Cliff Robertson, although he seems a generation younger than Holden, is good as Alan:  this young man is painfully aware what his stick-in-the-mud father (Raymond Benson) thinks of Madge, and also – this is what’s skilful about Robertson’s playing – less explicitly aware that Madge, played by Kim Novak, doesn’t reciprocate Alan’s feelings for her.  At first and as usual, Novak seems to be in difficulty as soon as she starts speaking her lines but she’s more effective here than in later films – she seems more strikingly beautiful when she’s not so glamorised by the director.  Kim Novak always gives the impression of discomfort at being expected to do something – acting – that she’s not really capable of.   Here, this chimes with Madge Owens’ miserable certainty that she can’t be happy with Alan Benson.  Novak’s limitations resurface when the mutual passion between her and Hal takes off – but her dancing bit works, and her underpowered playing is at least distinctive in this company.   Betty Field, so over the top in 7 Women which I saw just a week or two before watching Picnic on television, gives depth to the anxiety and dissatisfaction of Madge’s mother.  As the other daughter, Millie, Susan Strasberg is sometimes overemphatic but there’s real feeling there too.
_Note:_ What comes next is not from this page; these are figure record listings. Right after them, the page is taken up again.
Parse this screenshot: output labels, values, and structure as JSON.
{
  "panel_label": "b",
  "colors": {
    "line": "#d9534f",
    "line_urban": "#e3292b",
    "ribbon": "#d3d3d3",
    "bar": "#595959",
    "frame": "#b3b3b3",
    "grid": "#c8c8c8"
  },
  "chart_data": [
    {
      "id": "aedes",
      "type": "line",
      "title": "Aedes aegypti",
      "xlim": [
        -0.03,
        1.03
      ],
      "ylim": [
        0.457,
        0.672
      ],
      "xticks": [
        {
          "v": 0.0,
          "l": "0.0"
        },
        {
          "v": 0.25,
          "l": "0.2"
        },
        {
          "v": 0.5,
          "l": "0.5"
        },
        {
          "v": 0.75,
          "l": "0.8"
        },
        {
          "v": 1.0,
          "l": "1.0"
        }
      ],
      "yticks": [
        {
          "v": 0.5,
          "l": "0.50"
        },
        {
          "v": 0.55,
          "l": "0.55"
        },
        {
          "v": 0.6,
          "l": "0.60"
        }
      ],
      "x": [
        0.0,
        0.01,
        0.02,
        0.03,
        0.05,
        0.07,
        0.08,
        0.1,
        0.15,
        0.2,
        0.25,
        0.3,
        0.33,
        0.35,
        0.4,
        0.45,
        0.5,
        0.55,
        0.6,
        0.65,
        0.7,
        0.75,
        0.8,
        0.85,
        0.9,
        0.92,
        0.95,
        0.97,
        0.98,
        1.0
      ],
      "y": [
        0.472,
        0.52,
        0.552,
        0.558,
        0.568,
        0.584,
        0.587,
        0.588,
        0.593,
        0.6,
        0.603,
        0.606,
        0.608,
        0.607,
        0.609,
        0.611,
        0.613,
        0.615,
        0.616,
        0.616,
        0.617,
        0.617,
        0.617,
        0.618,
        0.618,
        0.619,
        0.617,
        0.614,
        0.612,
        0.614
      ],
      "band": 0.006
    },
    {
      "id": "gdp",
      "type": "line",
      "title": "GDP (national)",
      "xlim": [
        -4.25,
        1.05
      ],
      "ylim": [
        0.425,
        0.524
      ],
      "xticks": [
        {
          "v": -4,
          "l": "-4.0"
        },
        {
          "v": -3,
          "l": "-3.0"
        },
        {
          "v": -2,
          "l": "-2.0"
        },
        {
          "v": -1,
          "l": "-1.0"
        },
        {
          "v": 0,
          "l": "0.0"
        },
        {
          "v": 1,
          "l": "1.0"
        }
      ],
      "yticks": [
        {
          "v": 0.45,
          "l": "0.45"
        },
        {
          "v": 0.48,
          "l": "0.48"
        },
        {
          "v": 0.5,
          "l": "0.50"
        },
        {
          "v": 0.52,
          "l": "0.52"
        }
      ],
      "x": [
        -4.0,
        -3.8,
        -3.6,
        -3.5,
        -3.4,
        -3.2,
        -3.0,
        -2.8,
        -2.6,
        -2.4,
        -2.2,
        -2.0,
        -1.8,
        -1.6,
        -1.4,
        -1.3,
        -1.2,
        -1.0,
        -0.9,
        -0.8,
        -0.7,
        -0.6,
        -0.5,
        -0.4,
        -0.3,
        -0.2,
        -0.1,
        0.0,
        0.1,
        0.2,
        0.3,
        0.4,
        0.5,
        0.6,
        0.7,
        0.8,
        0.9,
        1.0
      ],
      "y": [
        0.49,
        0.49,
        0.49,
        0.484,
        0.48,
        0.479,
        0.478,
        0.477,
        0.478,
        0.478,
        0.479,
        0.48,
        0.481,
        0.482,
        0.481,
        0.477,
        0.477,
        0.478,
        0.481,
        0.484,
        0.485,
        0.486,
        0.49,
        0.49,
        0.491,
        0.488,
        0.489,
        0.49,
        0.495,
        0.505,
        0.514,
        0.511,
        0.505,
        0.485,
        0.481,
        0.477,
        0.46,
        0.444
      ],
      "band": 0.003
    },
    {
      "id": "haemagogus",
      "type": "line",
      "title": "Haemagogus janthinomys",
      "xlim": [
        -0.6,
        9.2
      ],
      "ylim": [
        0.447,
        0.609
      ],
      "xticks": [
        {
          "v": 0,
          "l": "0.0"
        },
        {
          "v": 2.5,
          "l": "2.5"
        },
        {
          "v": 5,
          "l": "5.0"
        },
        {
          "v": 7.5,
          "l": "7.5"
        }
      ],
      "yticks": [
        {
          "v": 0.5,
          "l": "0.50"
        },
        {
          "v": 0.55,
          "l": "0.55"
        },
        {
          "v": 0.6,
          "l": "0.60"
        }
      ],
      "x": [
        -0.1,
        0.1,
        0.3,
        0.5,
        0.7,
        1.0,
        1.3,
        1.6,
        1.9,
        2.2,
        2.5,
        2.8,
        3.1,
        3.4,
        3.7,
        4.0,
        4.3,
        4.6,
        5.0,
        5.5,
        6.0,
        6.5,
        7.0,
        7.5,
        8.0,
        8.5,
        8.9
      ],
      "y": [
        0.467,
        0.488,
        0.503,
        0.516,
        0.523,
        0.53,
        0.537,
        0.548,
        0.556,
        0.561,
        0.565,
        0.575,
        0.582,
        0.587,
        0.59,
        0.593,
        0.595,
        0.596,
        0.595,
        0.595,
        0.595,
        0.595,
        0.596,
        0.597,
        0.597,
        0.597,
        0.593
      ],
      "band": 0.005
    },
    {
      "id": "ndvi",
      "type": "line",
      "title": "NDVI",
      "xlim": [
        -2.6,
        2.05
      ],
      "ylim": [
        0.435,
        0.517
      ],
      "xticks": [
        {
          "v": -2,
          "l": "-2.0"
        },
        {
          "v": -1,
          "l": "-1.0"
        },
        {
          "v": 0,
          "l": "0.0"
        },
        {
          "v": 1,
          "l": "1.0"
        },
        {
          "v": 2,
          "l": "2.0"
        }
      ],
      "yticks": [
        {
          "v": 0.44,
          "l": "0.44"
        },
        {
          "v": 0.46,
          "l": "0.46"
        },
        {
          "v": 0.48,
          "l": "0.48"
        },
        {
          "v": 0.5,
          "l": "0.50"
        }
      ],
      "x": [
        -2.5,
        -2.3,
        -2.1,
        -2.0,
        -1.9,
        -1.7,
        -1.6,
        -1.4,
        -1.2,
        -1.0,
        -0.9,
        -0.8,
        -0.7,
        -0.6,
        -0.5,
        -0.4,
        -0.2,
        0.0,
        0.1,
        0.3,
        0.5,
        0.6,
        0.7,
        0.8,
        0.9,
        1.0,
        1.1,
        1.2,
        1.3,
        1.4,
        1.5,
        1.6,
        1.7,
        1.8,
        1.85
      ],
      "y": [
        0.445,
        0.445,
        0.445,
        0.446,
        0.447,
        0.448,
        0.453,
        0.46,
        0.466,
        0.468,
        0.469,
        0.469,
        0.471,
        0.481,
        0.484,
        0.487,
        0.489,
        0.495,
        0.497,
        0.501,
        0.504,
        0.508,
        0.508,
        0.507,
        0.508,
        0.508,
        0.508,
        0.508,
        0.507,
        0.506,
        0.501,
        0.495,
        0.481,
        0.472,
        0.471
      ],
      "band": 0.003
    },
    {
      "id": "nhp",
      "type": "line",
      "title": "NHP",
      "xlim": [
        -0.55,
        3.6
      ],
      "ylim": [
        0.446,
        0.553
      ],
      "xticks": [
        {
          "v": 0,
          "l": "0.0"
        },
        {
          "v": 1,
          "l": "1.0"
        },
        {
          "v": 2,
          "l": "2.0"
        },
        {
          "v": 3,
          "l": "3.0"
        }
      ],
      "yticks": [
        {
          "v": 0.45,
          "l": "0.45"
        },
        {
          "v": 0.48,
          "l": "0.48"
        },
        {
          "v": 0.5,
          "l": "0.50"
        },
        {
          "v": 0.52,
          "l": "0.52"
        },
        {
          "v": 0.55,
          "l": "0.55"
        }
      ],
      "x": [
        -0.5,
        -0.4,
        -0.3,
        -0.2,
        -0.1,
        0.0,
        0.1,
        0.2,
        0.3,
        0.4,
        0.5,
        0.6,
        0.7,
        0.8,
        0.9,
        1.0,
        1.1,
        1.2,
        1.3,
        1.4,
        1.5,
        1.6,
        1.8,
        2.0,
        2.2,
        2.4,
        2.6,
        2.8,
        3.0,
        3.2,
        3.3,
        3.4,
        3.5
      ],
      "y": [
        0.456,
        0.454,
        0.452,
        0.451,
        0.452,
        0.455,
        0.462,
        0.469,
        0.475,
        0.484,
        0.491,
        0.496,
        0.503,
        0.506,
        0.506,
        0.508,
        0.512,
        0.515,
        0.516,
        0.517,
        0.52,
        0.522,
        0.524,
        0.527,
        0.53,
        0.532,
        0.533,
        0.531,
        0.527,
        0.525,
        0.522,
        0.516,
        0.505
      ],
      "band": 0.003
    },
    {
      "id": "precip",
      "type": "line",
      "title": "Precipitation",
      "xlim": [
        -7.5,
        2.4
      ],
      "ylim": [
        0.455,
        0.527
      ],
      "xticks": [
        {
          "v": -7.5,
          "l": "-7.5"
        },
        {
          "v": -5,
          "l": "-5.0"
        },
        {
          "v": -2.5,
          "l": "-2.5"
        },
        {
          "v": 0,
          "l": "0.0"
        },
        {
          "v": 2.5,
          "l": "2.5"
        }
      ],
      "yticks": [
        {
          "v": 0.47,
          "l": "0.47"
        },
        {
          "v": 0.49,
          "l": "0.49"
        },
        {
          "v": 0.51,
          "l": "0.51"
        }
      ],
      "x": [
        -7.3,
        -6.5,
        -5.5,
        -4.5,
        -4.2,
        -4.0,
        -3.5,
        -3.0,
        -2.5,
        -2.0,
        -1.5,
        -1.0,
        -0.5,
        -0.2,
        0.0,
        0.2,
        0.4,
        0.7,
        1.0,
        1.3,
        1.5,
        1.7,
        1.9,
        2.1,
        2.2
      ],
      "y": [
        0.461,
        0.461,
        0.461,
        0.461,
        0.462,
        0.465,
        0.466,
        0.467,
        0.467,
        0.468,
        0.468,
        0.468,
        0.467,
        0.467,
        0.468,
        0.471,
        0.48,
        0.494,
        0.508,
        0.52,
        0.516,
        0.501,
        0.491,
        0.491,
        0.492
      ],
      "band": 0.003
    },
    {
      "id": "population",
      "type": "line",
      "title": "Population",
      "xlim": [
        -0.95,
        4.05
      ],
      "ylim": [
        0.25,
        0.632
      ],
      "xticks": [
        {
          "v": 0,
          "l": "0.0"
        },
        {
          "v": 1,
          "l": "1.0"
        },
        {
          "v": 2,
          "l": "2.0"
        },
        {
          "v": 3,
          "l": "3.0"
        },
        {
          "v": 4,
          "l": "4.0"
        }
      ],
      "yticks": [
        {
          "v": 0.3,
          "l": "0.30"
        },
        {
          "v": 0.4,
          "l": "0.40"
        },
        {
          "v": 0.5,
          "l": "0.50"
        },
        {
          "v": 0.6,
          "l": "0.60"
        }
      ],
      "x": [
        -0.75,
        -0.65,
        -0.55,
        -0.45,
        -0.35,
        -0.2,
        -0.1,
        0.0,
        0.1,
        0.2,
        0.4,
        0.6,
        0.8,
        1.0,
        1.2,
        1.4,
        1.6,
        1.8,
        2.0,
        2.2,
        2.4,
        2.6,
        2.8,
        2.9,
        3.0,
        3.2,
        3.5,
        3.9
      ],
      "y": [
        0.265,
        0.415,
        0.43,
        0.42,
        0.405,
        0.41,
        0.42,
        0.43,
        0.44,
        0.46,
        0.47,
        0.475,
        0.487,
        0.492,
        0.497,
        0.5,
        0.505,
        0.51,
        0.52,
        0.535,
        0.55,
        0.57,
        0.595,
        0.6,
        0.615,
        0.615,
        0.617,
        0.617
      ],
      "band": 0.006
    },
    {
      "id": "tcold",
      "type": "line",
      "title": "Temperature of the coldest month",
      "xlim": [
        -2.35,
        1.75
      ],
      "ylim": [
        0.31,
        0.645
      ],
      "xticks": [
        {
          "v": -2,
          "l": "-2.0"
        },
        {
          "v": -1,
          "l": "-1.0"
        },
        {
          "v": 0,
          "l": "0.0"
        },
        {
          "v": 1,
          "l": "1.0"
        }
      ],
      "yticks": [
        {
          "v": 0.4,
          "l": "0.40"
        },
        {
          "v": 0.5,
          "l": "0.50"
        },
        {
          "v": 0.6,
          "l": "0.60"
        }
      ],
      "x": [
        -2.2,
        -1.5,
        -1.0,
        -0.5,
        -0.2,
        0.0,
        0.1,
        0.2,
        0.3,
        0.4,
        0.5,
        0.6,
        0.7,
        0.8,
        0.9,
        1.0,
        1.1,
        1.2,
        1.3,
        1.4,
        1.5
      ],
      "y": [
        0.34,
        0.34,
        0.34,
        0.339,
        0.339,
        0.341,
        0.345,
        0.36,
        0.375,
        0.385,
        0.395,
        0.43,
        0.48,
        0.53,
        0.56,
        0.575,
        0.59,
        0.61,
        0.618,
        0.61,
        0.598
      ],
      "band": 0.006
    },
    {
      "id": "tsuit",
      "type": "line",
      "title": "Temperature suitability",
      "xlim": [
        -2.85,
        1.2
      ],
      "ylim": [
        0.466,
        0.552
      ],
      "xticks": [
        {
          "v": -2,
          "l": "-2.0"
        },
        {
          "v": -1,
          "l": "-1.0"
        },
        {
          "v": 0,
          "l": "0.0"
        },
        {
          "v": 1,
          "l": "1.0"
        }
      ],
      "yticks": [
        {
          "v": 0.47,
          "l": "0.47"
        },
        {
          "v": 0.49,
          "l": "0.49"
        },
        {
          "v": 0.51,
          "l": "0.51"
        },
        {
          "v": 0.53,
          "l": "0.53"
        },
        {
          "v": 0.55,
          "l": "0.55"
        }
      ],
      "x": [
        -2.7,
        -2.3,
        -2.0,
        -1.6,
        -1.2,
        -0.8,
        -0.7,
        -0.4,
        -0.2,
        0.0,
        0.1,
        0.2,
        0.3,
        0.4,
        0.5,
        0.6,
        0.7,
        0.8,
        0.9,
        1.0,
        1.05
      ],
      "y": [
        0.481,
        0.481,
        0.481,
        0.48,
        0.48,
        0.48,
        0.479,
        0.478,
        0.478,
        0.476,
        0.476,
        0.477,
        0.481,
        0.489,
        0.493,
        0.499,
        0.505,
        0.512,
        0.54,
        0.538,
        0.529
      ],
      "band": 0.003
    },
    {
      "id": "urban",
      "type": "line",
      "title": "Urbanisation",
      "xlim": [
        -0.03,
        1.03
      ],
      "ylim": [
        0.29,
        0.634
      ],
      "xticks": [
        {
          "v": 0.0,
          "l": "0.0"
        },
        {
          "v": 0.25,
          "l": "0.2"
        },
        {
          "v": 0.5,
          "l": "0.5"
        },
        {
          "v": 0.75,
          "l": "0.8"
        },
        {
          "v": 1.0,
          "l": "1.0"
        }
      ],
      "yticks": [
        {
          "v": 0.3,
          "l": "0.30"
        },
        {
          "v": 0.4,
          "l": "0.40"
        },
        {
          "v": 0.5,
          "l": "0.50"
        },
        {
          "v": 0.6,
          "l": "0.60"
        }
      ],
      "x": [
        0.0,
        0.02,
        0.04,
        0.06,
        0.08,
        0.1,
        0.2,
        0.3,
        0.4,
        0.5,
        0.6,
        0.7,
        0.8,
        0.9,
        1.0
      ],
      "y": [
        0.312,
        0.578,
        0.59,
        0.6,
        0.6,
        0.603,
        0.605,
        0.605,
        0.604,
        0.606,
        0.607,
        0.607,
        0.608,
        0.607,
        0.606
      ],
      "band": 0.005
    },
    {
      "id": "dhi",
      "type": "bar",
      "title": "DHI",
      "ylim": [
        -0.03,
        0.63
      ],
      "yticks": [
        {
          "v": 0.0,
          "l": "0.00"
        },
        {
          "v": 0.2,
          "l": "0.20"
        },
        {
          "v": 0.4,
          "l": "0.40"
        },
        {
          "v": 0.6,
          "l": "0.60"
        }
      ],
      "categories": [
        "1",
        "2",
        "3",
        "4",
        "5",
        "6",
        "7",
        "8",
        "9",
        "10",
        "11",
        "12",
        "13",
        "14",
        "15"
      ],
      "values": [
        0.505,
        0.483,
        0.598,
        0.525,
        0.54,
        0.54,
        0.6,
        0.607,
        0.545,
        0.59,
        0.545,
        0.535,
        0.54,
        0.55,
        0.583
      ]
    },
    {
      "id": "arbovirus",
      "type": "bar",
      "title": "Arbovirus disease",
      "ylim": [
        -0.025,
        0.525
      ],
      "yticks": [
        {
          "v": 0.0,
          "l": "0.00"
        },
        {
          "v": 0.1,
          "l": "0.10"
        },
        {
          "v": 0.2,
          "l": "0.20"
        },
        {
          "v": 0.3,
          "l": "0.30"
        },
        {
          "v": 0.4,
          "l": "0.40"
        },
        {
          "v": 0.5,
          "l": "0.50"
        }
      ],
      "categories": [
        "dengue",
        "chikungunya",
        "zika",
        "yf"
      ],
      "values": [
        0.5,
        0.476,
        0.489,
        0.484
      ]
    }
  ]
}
The weirdest performance is from Rosalind Russell as the spinster schoolteacher Rosemary Sydney – she does enough acting for ten but the overplaying is often highly enjoyable.   Russell’s charisma makes the character hard to read, though:  her Rosemary is so attention-grabbing from the start that the sense of different, more desperate aspects of her personality emerging as the picnic goes on is somewhat lost – Russell’s power makes Rosemary’s turning on Hal vicious rather than in any way saddening.  It’s remarkable, though, how she sustains the intensity of her acting in the gruellingly extended scene in which Rosemary repeatedly begs her social partner, the pusillanimous store-owner Howard Bevans, not to leave her.  Arthur O’Connell as Howard is the only survivor of the Broadway cast and it’s one of those turns which, though effective enough, feels like it was worked out many stage performances ago.  Verna Fulton plays the Owens’ next door neighbour, an old woman who has an invalid mother.  The latter is unseen but it’s hardly surprising, given how vocally powerful all the women except Kim Novak are, that she calls out in such good voice, despite her great age.  The effective melodramatic score is by George Duning.  William Inge’s renderings of sexual loneliness now seem dated and forced but Picnic, at this distance in time, is nevertheless fascinating.

10 August 2013

Author: Old Yorker

One thought on “Picnic

  1. Marianne

    LABOR DAY PICNIC – actually, Labor Day in the movie, is a play on Communism’s Labor Day, May 1. April 30 or May Eve, is Europe’s parallel to our Halloween / Walpurgis Nacht, Hitler was also obsessed with those dates. As such, symbolically replacing Labor day (September, a.k.a May) with Halloween eve (October), the reverse, becomes Neewollah.

    Other than that, the movie Picnic is pointless, and stupid, another put-down on small town America. The raging hormones of the characters in the plot give no clarification as to why the swan boat and Halloween are suddenly part of the Labor Day picnic. How did Picnic attain critically acclaimed status. Kim Novak has played in another esoteric movie, “Bell, Book and Candle,” a movie packed with symbols. I suspect Hollywood’s choice for Novak in the two roles, was not a coincidence.